The GRE is the only exam that is acceptable for this program; the MAT, LSAT, MTEL, GMAT, and other exams may not be substituted for the GRE.
For more information about the GRE exam, including test dates and testing sites, visit https://www.ets.org/gre. Lynch School of Education GRE Code: 3218
An international applicant is defined as any person that requires a student visa in order to study in the United States. International applicants are eligible to apply to any graduate program in The Lynch School, provided they have successfully completed the equivalent of a United States bachelor degree and have the appropriate diplomas and/or satisfactory results on transcripts or leaving examinations from the country in which the degree was earned. International applicants must complete all program-specific application requirements as well as additional requirements outlined below.
Applicants that have completed a degree outside of the United States must have a course-by-course evaluation of their transcript(s) completed by an evaluation company approved by the National Association of Credential Evaluation Services (NACES). Click HERE for a complete list of NACES-approved evaluators. Submission of falsified documents is grounds for denial of admission or dismissal from the University.

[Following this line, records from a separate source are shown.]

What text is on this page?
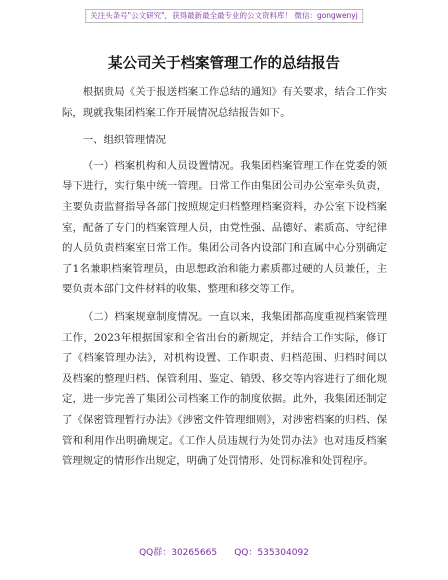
关注头条号"公文研究"，获得最新最全最专业的公文资料库！ 微信：gongwenyj
某公司关于档案管理工作的总结报告

根据贵局《关于报送档案工作总结的通知》有关要求，结合工作实际，现就我集团档案工作开展情况总结报告如下。

一、组织管理情况

（一）档案机构和人员设置情况。我集团档案管理工作在党委的领导下进行，实行集中统一管理。日常工作由集团公司办公室牵头负责，主要负责监督指导各部门按照规定归档整理档案资料，办公室下设档案室，配备了专门的档案管理人员，由党性强、品德好、素质高、守纪律的人员负责档案室日常工作。集团公司各内设部门和直属中心分别确定了1名兼职档案管理员，由思想政治和能力素质都过硬的人员兼任，主要负责本部门文件材料的收集、整理和移交等工作。

（二）档案规章制度情况。一直以来，我集团都高度重视档案管理工作，2023年根据国家和全省出台的新规定，并结合工作实际，修订了《档案管理办法》，对机构设置、工作职责、归档范围、归档时间以及档案的整理归档、保管利用、鉴定、销毁、移交等内容进行了细化规定，进一步完善了集团公司档案工作的制度依据。此外，我集团还制定了《保密管理暂行办法》《涉密文件管理细则》，对涉密档案的归档、保管和利用作出明确规定。《工作人员违规行为处罚办法》也对违反档案管理规定的情形作出规定，明确了处罚情形、处罚标准和处罚程序。

QQ群：30265665      QQ：535304092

All applicants whose primary language is not English (or for whom English is not one of their primary languages) are required to submit proof of satisfactory English proficiency. At this time, the only acceptable forms of proof for English proficiency are the TOEFL and IELTS exams (certificates of completion from English-language schools are not currently accepted). Below are the minimum scores required.
TOEFL iBT = 100 minimum
IELTS – 7.0 minimum
An official score report must be sent directly from Educational Testing Services (TOEFL). TOEFL School Code: 3240.
Applicants that meet either of the criteria below do not need to submit proof of English proficiency.
Applicants who completed an undergraduate OR graduate degree from a regionally-accredited institution within the United States
Applicants who completed an undergraduate OR graduate degree at an institution outside of the United States where the language of instruction was English
The Lynch School offers Conditional Acceptance to applicants that fulfill all academic requirements for admission to and are accepted to the program, but whose level of English proficiency does not meet the minimum requirements. In these cases, admitted students will be granted conditional admission, but will have to retake the TOEFL or IELTS exam and submit an official score report that shows the minimum score has been met no later than six weeks prior to the start of the semester in which the student’s program will begin. If a student with conditional admission does not submit a passing TOEFL or IELTS score within the allotted time frame, he/she will be granted a deferral to start in a future semester, no later than one year from the original start term. Due to this policy, we strongly encourage international applicants to apply as early as possible in order to ensure that these conditions can be met.